I learned of a seller in Peterborough off-loading his Vixen MT-1 motor on the AstroMart site.

But you have to join and pay US$15 to view the classified ads...

The ad was a little stale so I didn't know if it might still be available.

I put out feelers on the Toronto Centre RASC listserv. Charles graciously offered to look up the ad and contact the seller.

Let's hope he still has it. Let's also hope he has the clutch.

Wednesday, April 11, 2007

get ready for next week!

Next week is Astronomy Week. It concludes on International Astronomy Day.

There will be lots of events organised by the Toronto Centre of the Royal Astro Society of Canada (RASC). Many will be at the Ontario Science Centre (OSC). Also, there will be gathering at the David Dunlap Observatory (DDO).
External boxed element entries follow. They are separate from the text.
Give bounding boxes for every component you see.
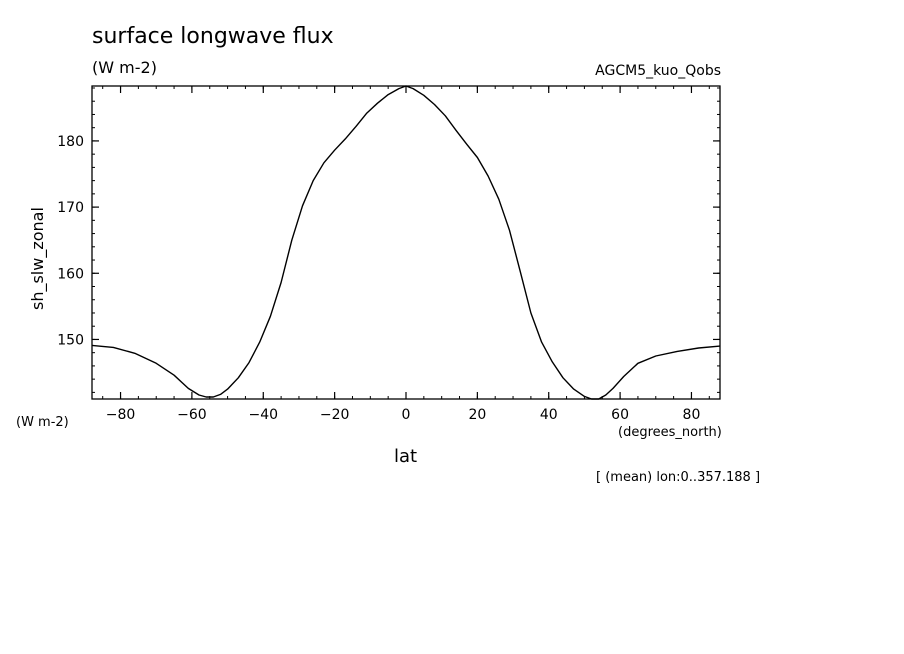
x-tick-label: −40	[248, 407, 278, 423]
y-axis-label: sh_slw_zonal	[28, 207, 47, 310]
x-tick-label: 20	[468, 407, 486, 423]
x-tick-label: −60	[177, 407, 207, 423]
chart-units: (W m-2)	[92, 58, 157, 77]
averaging-note: [ (mean) lon:0..357.188 ]	[596, 470, 761, 485]
x-tick-label: −80	[106, 407, 136, 423]
series-line-1	[91, 85, 721, 400]
x-tick-label: 40	[540, 407, 558, 423]
y-units-label: (W m-2)	[16, 415, 69, 430]
chart-title: surface longwave flux	[92, 24, 334, 49]
x-tick-label: −20	[320, 407, 350, 423]
x-tick-label: 0	[402, 407, 411, 423]
x-units-label: (degrees_north)	[618, 425, 722, 440]
y-tick-label: 160	[57, 266, 84, 282]
y-tick-label: 180	[57, 134, 84, 150]
dataset-label: AGCM5_kuo_Qobs	[595, 63, 721, 79]
y-tick-label: 170	[57, 200, 84, 216]
x-axis-label: lat	[394, 446, 418, 467]
plot-frame	[91, 85, 721, 400]
x-tick-label: 60	[611, 407, 629, 423]
x-tick-label: 80	[683, 407, 701, 423]
y-tick-label: 150	[57, 332, 84, 348]
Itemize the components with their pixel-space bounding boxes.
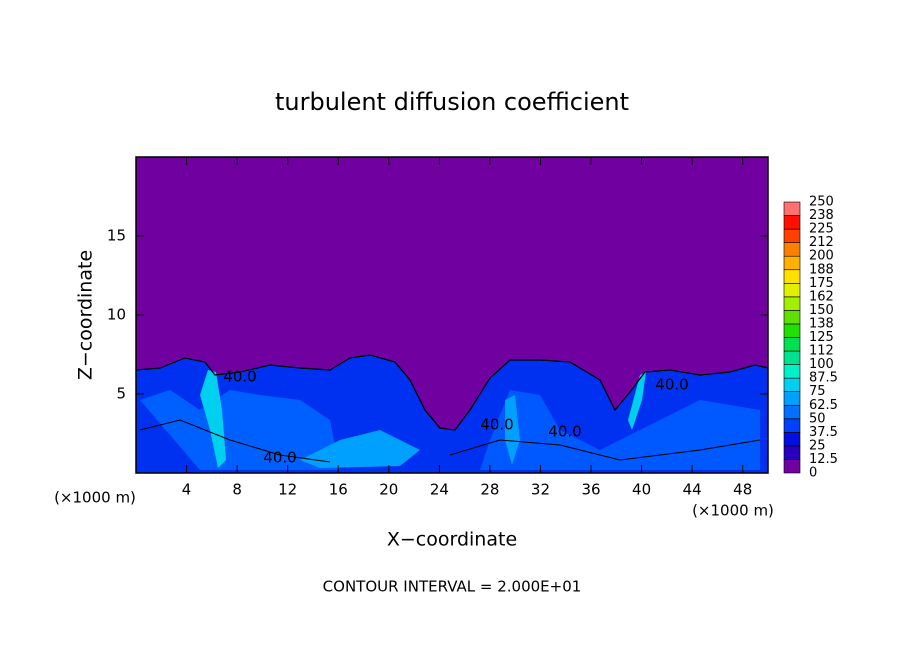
colorbar-label: 200 (809, 249, 834, 264)
x-tick-label: 28 (480, 481, 499, 499)
colorbar-label: 87.5 (809, 371, 838, 386)
y-tick-label: 5 (116, 385, 126, 403)
x-tick-label: 8 (232, 481, 242, 499)
colorbar-band (783, 310, 801, 325)
x-tick-label: 40 (632, 481, 651, 499)
colorbar-label: 225 (809, 222, 834, 237)
field-region (140, 390, 340, 470)
colorbar-band (783, 201, 801, 216)
colorbar-label: 112 (809, 344, 834, 359)
x-tick-label: 24 (430, 481, 449, 499)
colorbar-band (783, 282, 801, 298)
colorbar-label: 75 (809, 384, 826, 399)
x-tick-label: 12 (278, 481, 297, 499)
colorbar-label: 100 (809, 357, 834, 372)
colorbar-label: 125 (809, 330, 834, 345)
colorbar-band (783, 296, 801, 311)
colorbar-label: 25 (809, 438, 826, 453)
unit-label: (×1000 m) (692, 502, 774, 520)
colorbar-band (783, 445, 801, 460)
colorbar-band (783, 215, 801, 230)
colorbar-band (783, 337, 801, 352)
colorbar-band (783, 432, 801, 447)
x-tick-label: 36 (581, 481, 600, 499)
colorbar-band (783, 418, 801, 433)
colorbar-band (783, 228, 801, 243)
field-streak (200, 370, 226, 468)
x-tick-label: 16 (329, 481, 348, 499)
colorbar-band (783, 391, 801, 406)
x-tick-label: 4 (182, 481, 192, 499)
colorbar-label: 250 (809, 195, 834, 210)
colorbar-band (783, 377, 801, 392)
colorbar-label: 150 (809, 303, 834, 318)
field-streak (300, 430, 420, 468)
colorbar-label: 212 (809, 235, 834, 250)
x-tick-label: 20 (379, 481, 398, 499)
field (135, 157, 769, 473)
contour-line (135, 354, 769, 431)
colorbar-band (783, 404, 801, 420)
colorbar-band (783, 269, 801, 284)
contour-label: 40.0 (263, 449, 296, 467)
colorbar-label: 12.5 (809, 452, 838, 467)
colorbar-label: 188 (809, 262, 834, 277)
y-tick-label: 15 (107, 227, 126, 245)
contour-label: 40.0 (548, 423, 581, 441)
field-region (480, 390, 760, 470)
contour-label: 40.0 (655, 376, 688, 394)
colorbar-band (783, 323, 801, 338)
contour-label: 40.0 (223, 368, 256, 386)
y-tick-label: 10 (107, 306, 126, 324)
colorbar-band (783, 364, 801, 379)
colorbar-label: 0 (809, 466, 817, 481)
colorbar-label: 175 (809, 276, 834, 291)
unit-label: (×1000 m) (54, 489, 136, 507)
x-tick-label: 44 (683, 481, 702, 499)
footer-note: CONTOUR INTERVAL = 2.000E+01 (323, 578, 582, 596)
colorbar-label: 138 (809, 316, 834, 331)
field-streak (505, 395, 520, 465)
colorbar-band (783, 242, 801, 257)
x-tick-label: 48 (733, 481, 752, 499)
contour-label: 40.0 (480, 416, 513, 434)
chart-title: turbulent diffusion coefficient (275, 88, 629, 116)
x-axis-label: X−coordinate (387, 529, 517, 551)
colorbar-label: 162 (809, 289, 834, 304)
colorbar-band (783, 350, 801, 365)
colorbar-label: 50 (809, 411, 826, 426)
colorbar-label: 62.5 (809, 398, 838, 413)
colorbar-band (783, 255, 801, 271)
field-streak (628, 372, 646, 430)
contour-line (139, 419, 761, 463)
y-axis-label: Z−coordinate (75, 250, 97, 380)
colorbar-band (783, 459, 801, 474)
x-tick-label: 32 (531, 481, 550, 499)
colorbar-label: 238 (809, 208, 834, 223)
colorbar-label: 37.5 (809, 425, 838, 440)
See their web site for details.

I'll be at an event or two with my telescope to let people look, answer questions, demystify stuff, etc.

Be seeing you!

Tuesday, April 10, 2007

light box mock up

Having purchased a gaggle of resistors, to go with the little dome red LEDs, I was ready to do a full mock up of my light box.
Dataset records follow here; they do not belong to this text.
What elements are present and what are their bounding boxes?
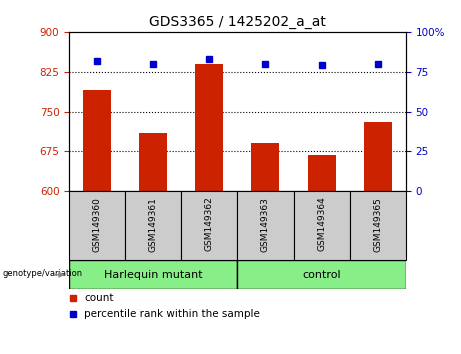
Bar — [349, 191, 406, 260]
Text: genotype/variation: genotype/variation — [2, 269, 82, 278]
Bar — [69, 191, 125, 260]
Bar — [125, 191, 181, 260]
Bar — [139, 133, 167, 191]
Bar — [237, 260, 406, 289]
Text: percentile rank within the sample: percentile rank within the sample — [84, 309, 260, 319]
Text: GSM149363: GSM149363 — [261, 197, 270, 252]
Text: GSM149364: GSM149364 — [317, 197, 326, 251]
Text: GSM149361: GSM149361 — [149, 197, 158, 252]
Text: Harlequin mutant: Harlequin mutant — [104, 270, 202, 280]
Bar — [69, 260, 237, 289]
Text: control: control — [302, 270, 341, 280]
Text: GSM149362: GSM149362 — [205, 197, 214, 251]
Title: GDS3365 / 1425202_a_at: GDS3365 / 1425202_a_at — [149, 16, 326, 29]
Bar — [181, 191, 237, 260]
Bar — [307, 155, 336, 191]
Text: GSM149360: GSM149360 — [93, 197, 102, 252]
Bar — [83, 90, 111, 191]
Text: count: count — [84, 293, 114, 303]
Bar — [195, 64, 224, 191]
Bar — [251, 143, 279, 191]
Bar — [294, 191, 349, 260]
Text: GSM149365: GSM149365 — [373, 197, 382, 252]
Bar — [237, 191, 294, 260]
Bar — [364, 122, 392, 191]
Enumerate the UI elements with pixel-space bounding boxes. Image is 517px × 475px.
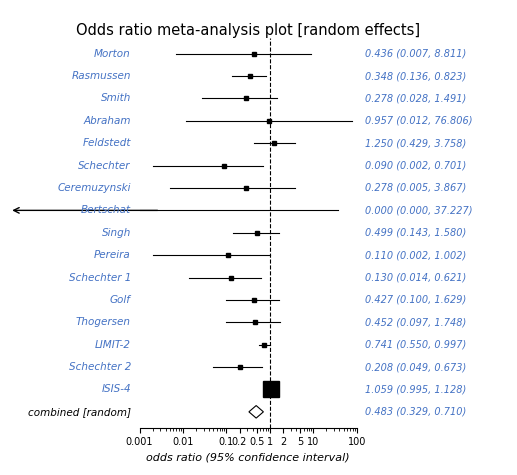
Text: 0.483 (0.329, 0.710): 0.483 (0.329, 0.710) bbox=[366, 407, 467, 417]
Text: Bertschat: Bertschat bbox=[81, 205, 131, 215]
Text: 0.208 (0.049, 0.673): 0.208 (0.049, 0.673) bbox=[366, 362, 467, 372]
Text: Singh: Singh bbox=[101, 228, 131, 238]
Text: 0.436 (0.007, 8.811): 0.436 (0.007, 8.811) bbox=[366, 48, 467, 59]
Text: Thogersen: Thogersen bbox=[76, 317, 131, 327]
Text: LIMIT-2: LIMIT-2 bbox=[95, 340, 131, 350]
Text: combined [random]: combined [random] bbox=[28, 407, 131, 417]
Text: Schechter: Schechter bbox=[79, 161, 131, 171]
Text: Schechter 1: Schechter 1 bbox=[69, 273, 131, 283]
Text: Smith: Smith bbox=[100, 94, 131, 104]
Text: Feldstedt: Feldstedt bbox=[82, 138, 131, 148]
Text: 1.250 (0.429, 3.758): 1.250 (0.429, 3.758) bbox=[366, 138, 467, 148]
Text: Abraham: Abraham bbox=[83, 116, 131, 126]
Text: 0.741 (0.550, 0.997): 0.741 (0.550, 0.997) bbox=[366, 340, 467, 350]
Title: Odds ratio meta-analysis plot [random effects]: Odds ratio meta-analysis plot [random ef… bbox=[76, 23, 420, 38]
Text: 0.110 (0.002, 1.002): 0.110 (0.002, 1.002) bbox=[366, 250, 467, 260]
Text: Schechter 2: Schechter 2 bbox=[69, 362, 131, 372]
Text: Morton: Morton bbox=[94, 48, 131, 59]
Text: Ceremuzynski: Ceremuzynski bbox=[57, 183, 131, 193]
Text: 0.090 (0.002, 0.701): 0.090 (0.002, 0.701) bbox=[366, 161, 467, 171]
Text: 0.278 (0.028, 1.491): 0.278 (0.028, 1.491) bbox=[366, 94, 467, 104]
Text: 0.452 (0.097, 1.748): 0.452 (0.097, 1.748) bbox=[366, 317, 467, 327]
Text: 0.348 (0.136, 0.823): 0.348 (0.136, 0.823) bbox=[366, 71, 467, 81]
Text: 0.000 (0.000, 37.227): 0.000 (0.000, 37.227) bbox=[366, 205, 473, 215]
Text: Golf: Golf bbox=[110, 295, 131, 305]
X-axis label: odds ratio (95% confidence interval): odds ratio (95% confidence interval) bbox=[146, 453, 350, 463]
Text: 0.499 (0.143, 1.580): 0.499 (0.143, 1.580) bbox=[366, 228, 467, 238]
Text: 0.427 (0.100, 1.629): 0.427 (0.100, 1.629) bbox=[366, 295, 467, 305]
Text: 1.059 (0.995, 1.128): 1.059 (0.995, 1.128) bbox=[366, 384, 467, 394]
Text: Pereira: Pereira bbox=[94, 250, 131, 260]
Text: 0.278 (0.005, 3.867): 0.278 (0.005, 3.867) bbox=[366, 183, 467, 193]
Polygon shape bbox=[249, 406, 264, 418]
Text: 0.957 (0.012, 76.806): 0.957 (0.012, 76.806) bbox=[366, 116, 473, 126]
Text: Rasmussen: Rasmussen bbox=[71, 71, 131, 81]
Text: 0.130 (0.014, 0.621): 0.130 (0.014, 0.621) bbox=[366, 273, 467, 283]
Text: ISIS-4: ISIS-4 bbox=[101, 384, 131, 394]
The whole matrix is 19" wide by 12" long. It contains 108 LEDs, in 18 parallel strings of 6 LEDs plus a 91 ohm resistor.

Not visible in the photo is a power switch and a 1K ohm rheostat. It runs off my portable 12V battery pack or my 120VAC-12VDC adapter.

It's working well. My cheapo digital camera does not render the colour realistically. It is not so orange.

Next step: find something to put above lights to smooth out and soften the light... Frosted glass, perhaps? Or a acrylic diffuser from a fluorescent light?

Thursday, April 05, 2007

oops oops

Was researching the Vixen MT-1 drive motor. Downloaded the special instructions for my Celestron (nah, Vixen) German Equatorial Mount, the "Super Polaris" (SP) mount. The showed how to dismantle the mount and add the motor for both the right ascension (RA) and declination (Decl.) axes.

When suddenly I noticed that their axis terms and mine are reversed!

Holy crap. Have I been using the opposite terms this whole time?!

lunch with Alan

Alan contacted me recently. He wanted to know if I would like 2 free tickets to the hotdocs movie In the Shadow of the Moon. Sounds like an interesting flick. Sure!

We had lunch today to catch up and to exchange "da goods." It was great to see Alan again.

During our pub fare at The Pilot, we reminisced on our astronomy-related adventures.

For example, Alan recalled that we had gone to the David Dunlap Observatory at some point. We each recalled particulars of the evening, although neither of us remembered looking through the main instrument.

We laughed about our York University visit to view Mars and how irate some people became when we started to pack up... They assumed we worked for the university!

Alan also recalled a visit to his parents apartment near St. Clair and Avenue. From the building rooftop we viewed Mars. I vaguely recall the rooftop but not much else.

We agreed that we're getting old!

Monday, April 02, 2007

hands off

With the recent stargazing events, and plans to attend upcoming star parties and educational events, combined with the discovery that I am bound to the telescope (particularly at high powers), it occurred to me that I should—finally—get a clock drive motor from my SP-C8 telescope mount...

Sunday, April 01, 2007


OK. This is a little embarrassing. I just now remembered that I have the Observer's Handbook 2007. In fact, I had it at the Sharon star party, in my "book" box. Should have pulled that out (for many reasons). Could have looked up Saturn's moons, promoted the society, among other things...

Come to think of it... Why didn't anyone else?!